By Professor Iain Docherty, Member of the Sustainable Growth Commission
ACCURACY and precision are not the same, as an old university tutor of mine often noted. These wise words have come back to me frequently reading some of the criticisms of the report of the Sustainable Growth Commission, on which I was privileged to serve.
Many of these criticisms have been almost limited to arguing about the assumptions made in the report, in particular about an independent Scotland’s notional deficit. Intricate reverse engineering of the figures used has been attempted in order to “prove” that the case put forward was flawed, that the choice of small advanced economies adopted in the analysis was inappropriate, and that the projections we set out were wrong.
The precision with which these arguments have been made is almost impressive. But like many precise quantitative takes on complex qualitative problems they miss the point. They do not address the fundamental question of why Scotland consistently under-performs compared with similar countries in our ability to generate and distribute wealth. The commission was well aware that the choice of comparable small countries could have been different.
We might, for example, have included Luxembourg in the peer group, making Scotland’s wealth gap appear even bigger. Austria or Sweden could have been excluded to alter the statistical variance across the 12 countries examined, but this would have been odd given the policy lessons to be learned from these places. We could have chosen a different start year for our projections, or a different time period over which to make comparisons. As students of comparative analysis are well aware, there will always be a credible alternative choice to be made about which data to look at, but this does not invalidate the choices eventually made.
Criticising the report on the basis that other comparative choices could have moved the headline numbers makes for an extremely thin argument. There is a huge pool of academic research and evidence on economic performance. The authors of these analyses do not always agree with one another on how to interpret the specific findings they make. It is by considering this range of deeper analysis in the round that it is possible to construct an accurate depiction of how different countries have faced up their own distinctive economic problems, and what lessons might be transferable to Scotland.
The commission’s report put forward the view that on balance, using the wide range of available evidence from many places and in many forms, the conclusion that Scotland under-performs in the inter-relationship between wealth generation and distribution is unavoidable.
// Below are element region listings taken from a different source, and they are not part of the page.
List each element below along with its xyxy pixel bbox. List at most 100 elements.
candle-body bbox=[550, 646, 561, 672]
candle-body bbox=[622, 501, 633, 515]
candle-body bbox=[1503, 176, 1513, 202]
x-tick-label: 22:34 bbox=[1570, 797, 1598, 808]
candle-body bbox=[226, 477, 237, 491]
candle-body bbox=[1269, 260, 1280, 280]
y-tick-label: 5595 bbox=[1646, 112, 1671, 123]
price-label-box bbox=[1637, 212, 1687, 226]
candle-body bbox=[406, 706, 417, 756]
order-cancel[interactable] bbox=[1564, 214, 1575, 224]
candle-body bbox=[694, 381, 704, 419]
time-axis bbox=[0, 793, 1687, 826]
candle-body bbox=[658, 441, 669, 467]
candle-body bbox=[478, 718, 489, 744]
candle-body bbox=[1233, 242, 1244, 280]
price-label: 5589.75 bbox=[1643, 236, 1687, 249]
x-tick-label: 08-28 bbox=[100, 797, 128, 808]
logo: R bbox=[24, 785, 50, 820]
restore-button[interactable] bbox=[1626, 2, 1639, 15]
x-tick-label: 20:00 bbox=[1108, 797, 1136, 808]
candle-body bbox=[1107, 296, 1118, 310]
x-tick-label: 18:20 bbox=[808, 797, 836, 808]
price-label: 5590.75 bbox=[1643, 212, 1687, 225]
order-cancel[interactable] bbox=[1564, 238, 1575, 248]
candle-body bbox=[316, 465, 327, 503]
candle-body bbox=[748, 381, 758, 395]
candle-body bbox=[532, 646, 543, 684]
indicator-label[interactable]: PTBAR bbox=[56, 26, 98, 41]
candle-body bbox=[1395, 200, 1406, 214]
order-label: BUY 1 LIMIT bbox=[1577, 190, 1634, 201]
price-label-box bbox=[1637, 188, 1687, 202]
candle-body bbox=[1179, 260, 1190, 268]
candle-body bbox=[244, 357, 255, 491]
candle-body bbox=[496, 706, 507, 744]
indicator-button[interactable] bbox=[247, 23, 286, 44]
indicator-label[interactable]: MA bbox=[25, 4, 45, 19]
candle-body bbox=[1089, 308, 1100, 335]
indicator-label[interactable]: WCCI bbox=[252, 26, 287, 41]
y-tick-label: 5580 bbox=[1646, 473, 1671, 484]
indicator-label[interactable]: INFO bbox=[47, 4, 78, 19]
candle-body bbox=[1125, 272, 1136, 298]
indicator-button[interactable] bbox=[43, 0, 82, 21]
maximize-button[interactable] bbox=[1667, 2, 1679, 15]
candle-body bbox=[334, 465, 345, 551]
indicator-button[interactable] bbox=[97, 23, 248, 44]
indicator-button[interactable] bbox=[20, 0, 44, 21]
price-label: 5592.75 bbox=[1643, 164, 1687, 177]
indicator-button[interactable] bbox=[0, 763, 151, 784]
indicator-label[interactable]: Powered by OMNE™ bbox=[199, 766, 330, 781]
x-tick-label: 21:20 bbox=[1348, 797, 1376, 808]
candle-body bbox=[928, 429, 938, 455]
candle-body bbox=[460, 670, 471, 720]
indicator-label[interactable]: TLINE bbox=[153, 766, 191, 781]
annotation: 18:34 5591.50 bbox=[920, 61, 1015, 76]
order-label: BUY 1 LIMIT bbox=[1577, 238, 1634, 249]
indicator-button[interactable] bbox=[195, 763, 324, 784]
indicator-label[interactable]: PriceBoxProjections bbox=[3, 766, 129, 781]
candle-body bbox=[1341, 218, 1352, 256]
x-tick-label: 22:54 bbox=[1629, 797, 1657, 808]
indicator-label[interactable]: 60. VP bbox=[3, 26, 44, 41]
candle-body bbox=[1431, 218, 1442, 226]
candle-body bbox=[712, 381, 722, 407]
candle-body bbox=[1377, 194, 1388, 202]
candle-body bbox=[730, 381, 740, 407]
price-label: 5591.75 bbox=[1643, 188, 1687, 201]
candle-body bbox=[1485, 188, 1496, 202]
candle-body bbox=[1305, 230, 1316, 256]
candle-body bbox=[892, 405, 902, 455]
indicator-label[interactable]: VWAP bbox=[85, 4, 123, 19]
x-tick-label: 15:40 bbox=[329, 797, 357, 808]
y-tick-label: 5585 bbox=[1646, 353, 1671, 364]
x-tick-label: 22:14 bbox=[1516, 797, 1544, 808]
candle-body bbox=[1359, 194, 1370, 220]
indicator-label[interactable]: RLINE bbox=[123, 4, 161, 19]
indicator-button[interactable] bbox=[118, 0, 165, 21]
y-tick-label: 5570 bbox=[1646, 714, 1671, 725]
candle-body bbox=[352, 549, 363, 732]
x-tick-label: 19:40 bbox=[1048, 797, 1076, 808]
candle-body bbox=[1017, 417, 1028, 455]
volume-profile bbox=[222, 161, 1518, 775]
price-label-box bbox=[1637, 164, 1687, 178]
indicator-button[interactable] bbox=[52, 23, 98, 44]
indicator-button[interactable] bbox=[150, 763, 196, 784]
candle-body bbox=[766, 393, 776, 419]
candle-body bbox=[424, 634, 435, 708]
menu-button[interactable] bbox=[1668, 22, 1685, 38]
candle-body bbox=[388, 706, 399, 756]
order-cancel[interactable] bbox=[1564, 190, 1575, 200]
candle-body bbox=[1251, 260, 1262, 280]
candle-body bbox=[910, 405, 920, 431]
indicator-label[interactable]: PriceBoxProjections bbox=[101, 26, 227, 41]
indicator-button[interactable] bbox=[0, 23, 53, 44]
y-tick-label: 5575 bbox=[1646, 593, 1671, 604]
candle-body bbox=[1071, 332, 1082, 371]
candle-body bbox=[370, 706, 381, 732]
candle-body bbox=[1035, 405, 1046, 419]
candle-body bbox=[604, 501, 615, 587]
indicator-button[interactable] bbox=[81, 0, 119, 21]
This is not as good as it gets.
There is nothing intrinsically different about Scotland that points to why it lags behind on a range of indicators, ranging from GDP per capita to productivity to innovation and gender pay equality. Statistical uncertainty inherent in specific (openly acknowledged) assumptions applies whether we consider the prospects for an independent Scotland or to Scotland’s future under the current constitutional arrangements.
What is undeniable is that Scotland is currently under-performing, and there is little reason to doubt that this will continue to be the case unless change is made. No less an authority than former Treasury Minister Lord Jim O’Neill recently described Britain’s woeful performance on income per head, productivity and regional inequality as “bog standard stats” that should surprise no one. We can dance merrily on the head of a pin debating precise details of various forecasts but we should not avoid accurately diagnosing the problem in the first place, which is the relative under-performance of the Scottish economy and its damaging impact on Scottish society.
* The author is Professor of Public Policy and Governance, and Director of External Engagement, Adam Smith Business School, University of Glasgow.